Question

Determine how fast the length of an edge of a cube is changing at the moment when length of the edge is 5cm and the volume of the cube is decreasing at a rate of \[100 c{{m}^{3}}/\sec \].

Answer 1

Hint: In this problem, we have to find the rate of change of edge of a cube whose length of the edge is 5cm. We are given the volume of the cube is \[100c{{m}^{3}}/\sec \]. We can now assume the edge as x, then its rate of change will be \[\dfrac{dx}{dt}\]. We can see that we are given \[c{{m}^{3}}\] which indicates the rate of change in volume per second. We have to find \[\dfrac{dx}{dt}\] by differentiating the given values to find the answer.

Complete step by step solution:
We know that the given edge of the cube is 5cm.
We have to find the rate of change of the edge \[\dfrac{dx}{dt}\].
We know that the given rate of change of volume is,
\[\dfrac{dV}{dt}=100c{{m}^{3}}/\sec \] …….. (1)
Here volume of the cube is
\[\Rightarrow V={{x}^{3}}\]
We can now differentiate the volume, V with respect to time, t, we get
\[\Rightarrow \dfrac{dV}{dt}=3{{x}^{2}}\dfrac{dx}{dt}\]
 We can now simplify the above step, we get
\[\Rightarrow \dfrac{dx}{dt}=\dfrac{1}{3{{x}^{2}}}\dfrac{dV}{dt}\]
We can now substitute the given edge value and the (1) in the above step, we get
\[\Rightarrow \dfrac{dx}{dt}=100\left( \dfrac{1}{3{{\left( 5 \right)}^{2}}} \right)=\dfrac{4}{3}cm/\sec \]
We are given that the edges are decreasing, so the answer will be negative, we get
\[\Rightarrow \dfrac{dx}{dt}=100\left( \dfrac{1}{3{{\left( 5 \right)}^{2}}} \right)=-\dfrac{4}{3}cm/\sec \]
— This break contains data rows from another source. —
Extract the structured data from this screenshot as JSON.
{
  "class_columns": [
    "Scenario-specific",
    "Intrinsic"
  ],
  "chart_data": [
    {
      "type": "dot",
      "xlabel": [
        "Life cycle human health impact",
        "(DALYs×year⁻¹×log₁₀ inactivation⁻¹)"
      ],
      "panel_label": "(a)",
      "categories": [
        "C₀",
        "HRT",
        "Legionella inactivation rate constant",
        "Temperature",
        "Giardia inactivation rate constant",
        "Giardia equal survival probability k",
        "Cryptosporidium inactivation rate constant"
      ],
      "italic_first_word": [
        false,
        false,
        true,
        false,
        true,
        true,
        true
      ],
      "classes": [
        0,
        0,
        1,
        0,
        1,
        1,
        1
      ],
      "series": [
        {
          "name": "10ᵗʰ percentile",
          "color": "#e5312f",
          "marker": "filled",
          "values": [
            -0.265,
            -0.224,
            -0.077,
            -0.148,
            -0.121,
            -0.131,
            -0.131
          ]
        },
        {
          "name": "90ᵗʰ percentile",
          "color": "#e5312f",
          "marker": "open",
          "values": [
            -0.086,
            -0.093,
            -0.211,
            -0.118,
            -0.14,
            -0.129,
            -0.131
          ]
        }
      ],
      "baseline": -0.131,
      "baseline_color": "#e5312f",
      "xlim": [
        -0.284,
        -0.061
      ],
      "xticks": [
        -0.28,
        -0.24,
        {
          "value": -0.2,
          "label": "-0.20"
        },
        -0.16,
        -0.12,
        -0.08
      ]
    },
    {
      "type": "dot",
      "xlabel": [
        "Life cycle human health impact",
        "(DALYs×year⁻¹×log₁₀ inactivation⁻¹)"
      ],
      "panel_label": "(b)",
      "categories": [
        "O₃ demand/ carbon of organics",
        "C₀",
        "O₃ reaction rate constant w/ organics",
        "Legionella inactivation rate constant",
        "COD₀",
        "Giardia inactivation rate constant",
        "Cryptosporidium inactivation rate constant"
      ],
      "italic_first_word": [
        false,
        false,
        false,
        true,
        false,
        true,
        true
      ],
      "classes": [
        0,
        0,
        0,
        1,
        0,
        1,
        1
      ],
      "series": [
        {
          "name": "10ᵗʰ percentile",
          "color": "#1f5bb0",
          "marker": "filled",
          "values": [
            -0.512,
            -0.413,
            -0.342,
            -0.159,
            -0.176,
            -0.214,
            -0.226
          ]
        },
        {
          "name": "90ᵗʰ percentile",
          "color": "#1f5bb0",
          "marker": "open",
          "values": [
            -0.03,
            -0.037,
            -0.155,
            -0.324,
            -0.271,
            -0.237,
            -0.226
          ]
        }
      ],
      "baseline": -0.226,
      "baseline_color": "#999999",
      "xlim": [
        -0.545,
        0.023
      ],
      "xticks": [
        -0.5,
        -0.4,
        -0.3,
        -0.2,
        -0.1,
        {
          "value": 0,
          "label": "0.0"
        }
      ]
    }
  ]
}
Therefore, the length of the edge of the cube will be decreasing at a speed of \[-\dfrac{4}{3}cm/\sec \]

Note: We should know that \[\dfrac{dV}{dt}\] is the rate of change of volume with respect to time and \[\dfrac{dr}{dt}\] is the rate of change of radius with respect to time. Here the given basketball is nothing but a sphere whose volume is \[\Rightarrow V=\dfrac{4}{3}\pi {{r}^{3}}\]. We should also mention the unit in the answer part.